What if the underlying tax is also disputed?
If you're disputing the proposed tax itself (not just the penalty), your signed statement should address both:
- Why the proposed tax is wrong (with documentation)
- Why, even if some portion of the underpayment is correct, the penalty should be abated
The IRS can resolve these separately. You might get the proposed tax reduced by 80% and the remaining penalty abated entirely — resulting in a total tax bill that's a fraction of the original proposal.
Professional help for penalty issues
Penalty abatement is one of the areas where experienced tax pros add the most value. CPAs and enrolled agents handle these arguments regularly and know which reasonable-cause factors resonate with which reviewers. For any substantial penalty (typically $1,000+), a consultation is often well worth the fee.
The math: if a CPA can get a $3,000 accuracy penalty fully abated and charges $400 for the work, you come out $2,600 ahead. That's a very strong ROI for a 90-minute engagement.
What if the penalty isn't abated?
If the IRS denies your abatement request, you still have options:
- Appeal internally. The IRS Office of Appeals reviews denied abatement requests, and can take a different view than the initial reviewer.
- Pay and claim refund. Pay the penalty, then file Form 843 or a refund claim disputing the penalty. If denied, you can sue in federal court.
- Tax Court. If a CP3219A includes the penalty and you petition Tax Court within 90 days, you can contest both the underlying tax and the penalty in court.

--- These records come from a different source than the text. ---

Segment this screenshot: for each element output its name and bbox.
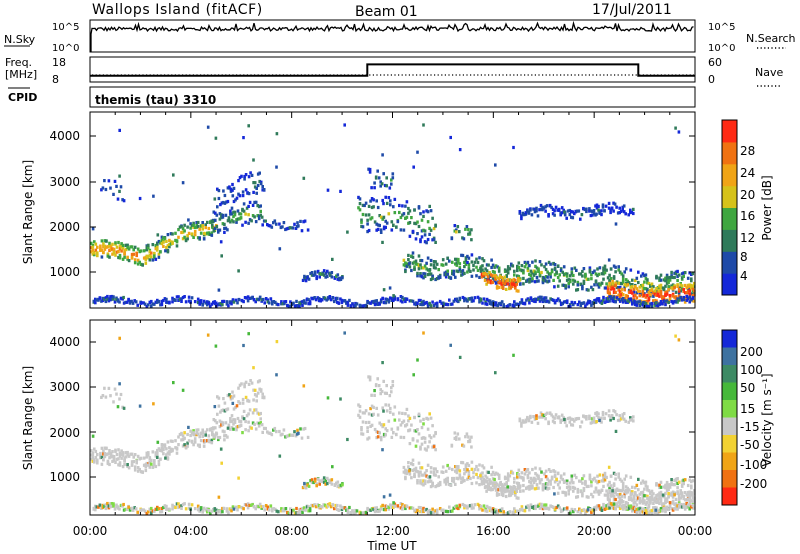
- noise-left-tick-bottom: 10^0: [52, 43, 79, 54]
- freq-label-line2: [MHz]: [5, 68, 37, 81]
- frequency-trace: [90, 63, 695, 77]
- velocity-yticks: [90, 341, 695, 478]
- nave-label: Nave: [755, 66, 783, 79]
- power-colorbar-tick-16: 16: [740, 209, 755, 223]
- freq-label-line1: Freq.: [5, 56, 32, 69]
- power-colorbar-band: [722, 141, 737, 165]
- freq-right-tick-top: 60: [708, 56, 722, 69]
- velocity-range-tick-2000: 2000: [49, 426, 80, 440]
- velocity-colorbar-tick-minus100: -100: [740, 458, 767, 472]
- power-colorbar-tick-28: 28: [740, 144, 755, 158]
- noise-trace: [90, 20, 694, 52]
- beam-title: Beam 01: [355, 4, 418, 20]
- freq-left-tick-bottom: 8: [52, 73, 59, 86]
- velocity-colorbar-tick-200: 200: [740, 345, 763, 359]
- time-axis-ticks: [89, 112, 696, 515]
- time-tick-5: 20:00: [577, 524, 612, 538]
- velocity-range-tick-1000: 1000: [49, 470, 80, 484]
- power-colorbar: [722, 120, 737, 296]
- cpid-text: themis (tau) 3310: [95, 93, 216, 107]
- velocity-range-tick-4000: 4000: [49, 335, 80, 349]
- power-yticks: [90, 135, 695, 273]
- noise-right-tick-top: 10^5: [708, 22, 735, 33]
- velocity-range-axis-label: Slant Range [km]: [21, 366, 35, 470]
- power-range-tick-1000: 1000: [49, 265, 80, 279]
- velocity-colorbar-band: [722, 435, 737, 453]
- cpid-label: CPID: [8, 91, 37, 104]
- power-colorbar-band: [722, 185, 737, 208]
- velocity-colorbar-tick-minus200: -200: [740, 477, 767, 491]
- power-range-tick-4000: 4000: [49, 129, 80, 143]
- station-title: Wallops Island (fitACF): [92, 2, 263, 18]
- power-colorbar-tick-4: 4: [740, 269, 748, 283]
- noise-left-tick-top: 10^5: [52, 22, 79, 33]
- velocity-colorbar-tick-50: 50: [740, 381, 755, 395]
- velocity-colorbar-band: [722, 452, 737, 471]
- velocity-colorbar-band: [722, 417, 737, 436]
- velocity-colorbar-band: [722, 365, 737, 383]
- power-colorbar-band: [722, 273, 737, 296]
- power-colorbar-frame: [721, 119, 738, 296]
- time-tick-1: 04:00: [174, 524, 209, 538]
- velocity-scatter: [90, 331, 696, 516]
- velocity-colorbar-band: [722, 487, 737, 506]
- date-title: 17/Jul/2011: [592, 2, 672, 18]
- time-tick-0: 00:00: [73, 524, 108, 538]
- power-colorbar-label: Power [dB]: [760, 175, 774, 240]
- power-range-axis-label: Slant Range [km]: [21, 160, 35, 264]
- velocity-colorbar-tick-minus50: -50: [740, 438, 760, 452]
- power-colorbar-tick-12: 12: [740, 231, 755, 245]
- velocity-colorbar-tick-100: 100: [740, 363, 763, 377]
- velocity-colorbar-tick-minus15: -15: [740, 420, 760, 434]
- power-colorbar-band: [722, 251, 737, 274]
- velocity-colorbar-frame: [721, 329, 738, 506]
- power-colorbar-band: [722, 229, 737, 252]
- velocity-colorbar-band: [722, 470, 737, 488]
- time-tick-6: 00:00: [678, 524, 713, 538]
- velocity-colorbar-band: [722, 400, 737, 418]
- velocity-colorbar-band: [722, 382, 737, 401]
- power-range-tick-2000: 2000: [49, 220, 80, 234]
- velocity-colorbar-band: [722, 347, 737, 366]
- freq-right-tick-bottom: 0: [708, 73, 715, 86]
- time-tick-2: 08:00: [274, 524, 309, 538]
- velocity-colorbar: [722, 330, 737, 506]
- power-colorbar-band: [722, 120, 737, 143]
- velocity-range-tick-3000: 3000: [49, 380, 80, 394]
- velocity-colorbar-tick-15: 15: [740, 402, 755, 416]
- noise-left-label: N.Sky: [4, 33, 36, 46]
- noise-sky-line: [90, 20, 694, 52]
- noise-panel-frame: [89, 19, 696, 53]
- time-axis-label: Time UT: [366, 539, 417, 553]
- velocity-colorbar-label: Velocity [m s⁻¹]: [760, 373, 774, 466]
- power-colorbar-tick-20: 20: [740, 188, 755, 202]
- power-colorbar-tick-24: 24: [740, 166, 755, 180]
- power-range-tick-3000: 3000: [49, 175, 80, 189]
- cpid-panel-frame: [89, 86, 696, 108]
- freq-left-tick-top: 18: [52, 56, 66, 69]
- power-colorbar-tick-8: 8: [740, 250, 748, 264]
- noise-right-tick-bottom: 10^0: [708, 43, 735, 54]
- velocity-colorbar-band: [722, 330, 737, 348]
- time-tick-4: 16:00: [476, 524, 511, 538]
- power-colorbar-band: [722, 207, 737, 230]
- power-scatter: [90, 123, 696, 309]
- noise-right-label: N.Search: [746, 32, 796, 45]
- power-colorbar-band: [722, 163, 737, 187]
- freq-panel-frame: [89, 56, 696, 83]
- time-tick-3: 12:00: [375, 524, 410, 538]
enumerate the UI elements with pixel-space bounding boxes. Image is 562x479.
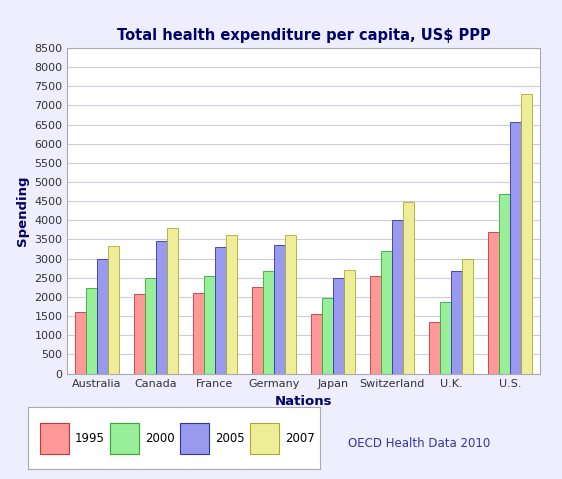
Bar (263, 271, 274, 374)
Text: 2005: 2005 (215, 432, 245, 445)
Bar (381, 251, 392, 374)
Bar (344, 270, 355, 374)
Bar (215, 247, 226, 374)
Bar (167, 228, 178, 374)
Bar (134, 294, 145, 374)
Bar (488, 232, 499, 374)
Bar (193, 293, 204, 374)
FancyBboxPatch shape (180, 423, 209, 454)
Bar (370, 275, 381, 374)
Bar (156, 241, 167, 374)
FancyBboxPatch shape (40, 423, 69, 454)
Bar (440, 302, 451, 374)
Bar (285, 235, 296, 374)
Text: 2000: 2000 (145, 432, 175, 445)
Bar (510, 122, 521, 374)
Bar (108, 246, 119, 374)
Bar (97, 259, 108, 374)
Title: Total health expenditure per capita, US$ PPP: Total health expenditure per capita, US$… (116, 28, 491, 43)
FancyBboxPatch shape (250, 423, 279, 454)
Bar (451, 271, 462, 374)
Bar (499, 194, 510, 374)
Bar (333, 278, 344, 374)
Bar (86, 288, 97, 374)
Bar (145, 278, 156, 374)
Bar (252, 286, 263, 374)
Bar (75, 312, 86, 374)
FancyBboxPatch shape (110, 423, 139, 454)
Bar (204, 276, 215, 374)
X-axis label: Nations: Nations (275, 395, 332, 408)
Bar (392, 220, 403, 374)
Bar (462, 260, 473, 374)
Bar (274, 245, 285, 374)
Bar (226, 235, 237, 374)
Bar (322, 298, 333, 374)
Text: 2007: 2007 (285, 432, 315, 445)
Bar (311, 314, 322, 374)
Y-axis label: Spending: Spending (16, 175, 29, 246)
Bar (521, 94, 532, 374)
Text: 1995: 1995 (75, 432, 105, 445)
Text: OECD Health Data 2010: OECD Health Data 2010 (348, 436, 491, 450)
Bar (429, 321, 440, 374)
Bar (403, 202, 414, 374)
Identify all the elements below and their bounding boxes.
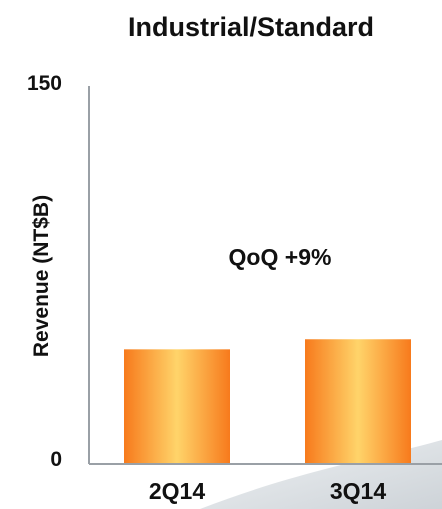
x-tick-label-3q14: 3Q14 bbox=[329, 478, 387, 504]
qoq-annotation: QoQ +9% bbox=[228, 244, 332, 270]
x-tick-label-2q14: 2Q14 bbox=[148, 478, 206, 504]
bar-3q14 bbox=[305, 339, 411, 464]
y-tick-label-max: 150 bbox=[26, 72, 62, 95]
y-tick-label-min: 0 bbox=[50, 448, 62, 471]
chart-title: Industrial/Standard bbox=[127, 12, 375, 42]
bar-2q14 bbox=[124, 349, 230, 464]
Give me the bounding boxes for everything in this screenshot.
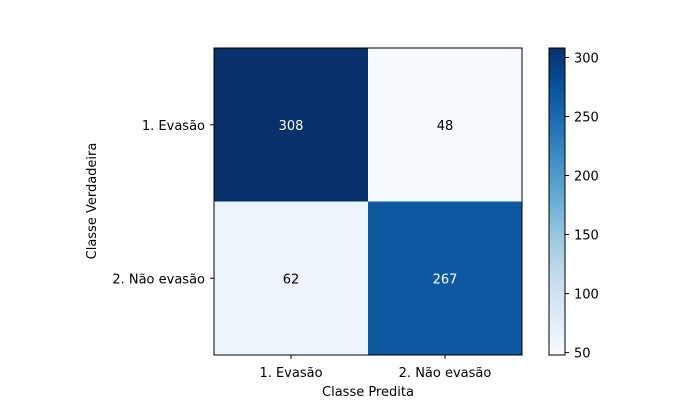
heatmap-cell xyxy=(214,201,369,356)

How to avoid it going forward
Once you've been hit with an accuracy-related penalty, a few practices help avoid repeats:
- Reconcile all expected 1099s against your records before filing
- Keep an updated address with past clients and payers
- For complex items (crypto, RSUs, K-1s), work with a professional
- Don't rush returns — extending the deadline is better than filing an error
- Document your reliance on any tax professional or software in case you need to argue reasonable cause later
Summary
The accuracy-related penalty on a CP2000 is 20% of the underpayment, and it's not a done deal. Reasonable cause arguments and First-Time Penalty Abatement both provide paths to potentially getting the penalty removed. Structure your response to address the penalty specifically, not just the underlying tax. For penalties over $1,000, professional help typically pays for itself many times over.